Block Diagrams of Shaders and 7800 (Slide 1,2 page 9)
* Big GFlop #s
Geforce 6800 Ultra
- Clock : 425
- Vec4 MAD Ginstructions : 6.7568
- Gflops : 54.0544
Geforce 7800 GTX
- Clock : 430
- Vec4 MAD Ginstructions : 20.6331
- Gflops : 165.0648
*GPU Approach to Parallelism
-- single core
-- multipipeline
-- multithreaded
-- fine grained
-- Vector
-- Explicitly and Implicitly threaded (programmer threads code for shaders, instances spawned automatically)
-- Data Parallel (no communication between threads)
* Multi Pipeline App Improvement
-- Multithread applications: X time speedup where X is number of pipelines due to data parallelism
-- still requires a lot of software developement effort. (programming languages lack expressability of parallelism)
-- CPU is also a bottleneck
* Dual Core Procesors
-- no improvement to feeding GPUs because apps are single threaded.
* GPU Programming Languages
-- DX, OGL 1.3, Brook for GPUs (Stanford), SH for GPUs (for GPGPU)
-- various languages have parallelism baked into language
* Benefit of parallelism in GPUs is because the Data is parallel in nature, i.e. independent on a horizontal level. (vertices can be processed independently)
* Problems for widespread adoption of parallel programming.
-- Programming languages do not have parallelism baked into their semantics.
-- writing parallel code in single threaded language is INSANE
-- Language developement is critical
* Design Strategies for CPU/GPU
-- CPU: Make workload (one thread) run as fast as possible
*-- Caching
*-- Instruction/Data Prefetch
*-- "Hyperthreading"
*-- Speculative Execution
*-- limited by "perimeter" - communication bandwidth
*-- multicore will help... a little
-- GPU: Make the workload (as many threads as possible) run as fast as possible.

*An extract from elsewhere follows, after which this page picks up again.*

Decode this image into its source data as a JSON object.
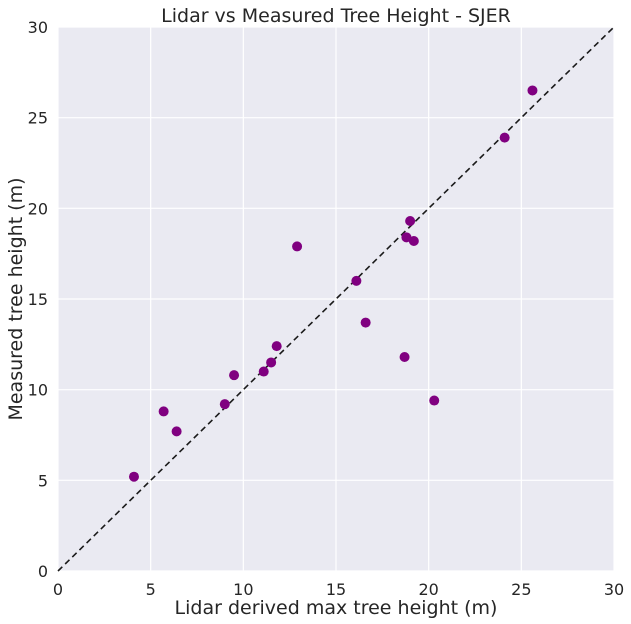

*-- Parallelism (1000s of threads)
*-- Pipelining
*-- limited by "area" -- compute capability
* Implementable programs on a GPU (versus the CPU)
-- Graphics (of course)
-- Image Processing and Analysis
-- Correlations - Radio telescope, SETI
-- Monte Carlo Simulation - Neutron Transport
-- Neural Networds (Speech recognition, Handwriting recognition)
-- Ray Tracing
-- Physical Modeling and Simulation
-- Video Processing
-- Black Scholes option Pricing
(Nvidia declined to speculate about the future where graphics plataues, would they expand into generic processing)

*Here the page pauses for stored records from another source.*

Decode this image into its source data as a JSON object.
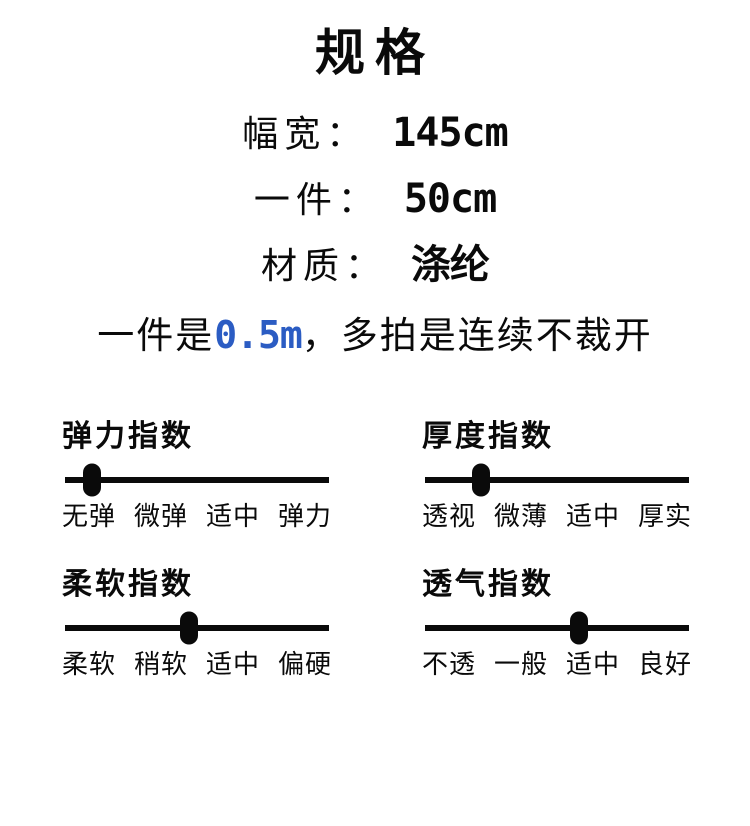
{
  "title": "规格",
  "colors": {
    "highlight_blue": "#2b5cc3",
    "ink": "#0a0a0a"
  },
  "specs": [
    {
      "label": "幅宽：",
      "value": "145cm"
    },
    {
      "label": "一件：",
      "value": "50cm"
    },
    {
      "label": "材质：",
      "value": "涤纶"
    }
  ],
  "note": {
    "prefix": "一件是",
    "highlight": "0.5m",
    "suffix": "，多拍是连续不裁开"
  },
  "sliders": [
    {
      "title": "弹力指数",
      "labels": [
        "无弹",
        "微弹",
        "适中",
        "弹力"
      ],
      "position_pct": 11
    },
    {
      "title": "厚度指数",
      "labels": [
        "透视",
        "微薄",
        "适中",
        "厚实"
      ],
      "position_pct": 22
    },
    {
      "title": "柔软指数",
      "labels": [
        "柔软",
        "稍软",
        "适中",
        "偏硬"
      ],
      "position_pct": 47
    },
    {
      "title": "透气指数",
      "labels": [
        "不透",
        "一般",
        "适中",
        "良好"
      ],
      "position_pct": 58
    }
  ]
}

*The Good news and the Not-so-good news
-- The Good
*-- increasing Parallelism in CPU/GPU
*-- Workloads -- graphics and GP -- are highly parallel
*-- Moore's lay and the "capability curve" are still our friends
-- The Bad
* -- Parallel Programming is HARD (especially in a serial language/environment)
* -- Language and Tool support for parallelism is poor
* --Computer Science Education is not focussed on parallel programming (needs to be undergrad level and not grad level)
* Solution: More research into multithreaded developement, especially language design.
-------------------------------------------------------------------------
(Guys if i suck at taking notes, let me know and tell me how to improve!)
I don't think anything significant was really said in the talk, I'm a language guy so I was thrilled to hear some acknowledgement that we need better language design.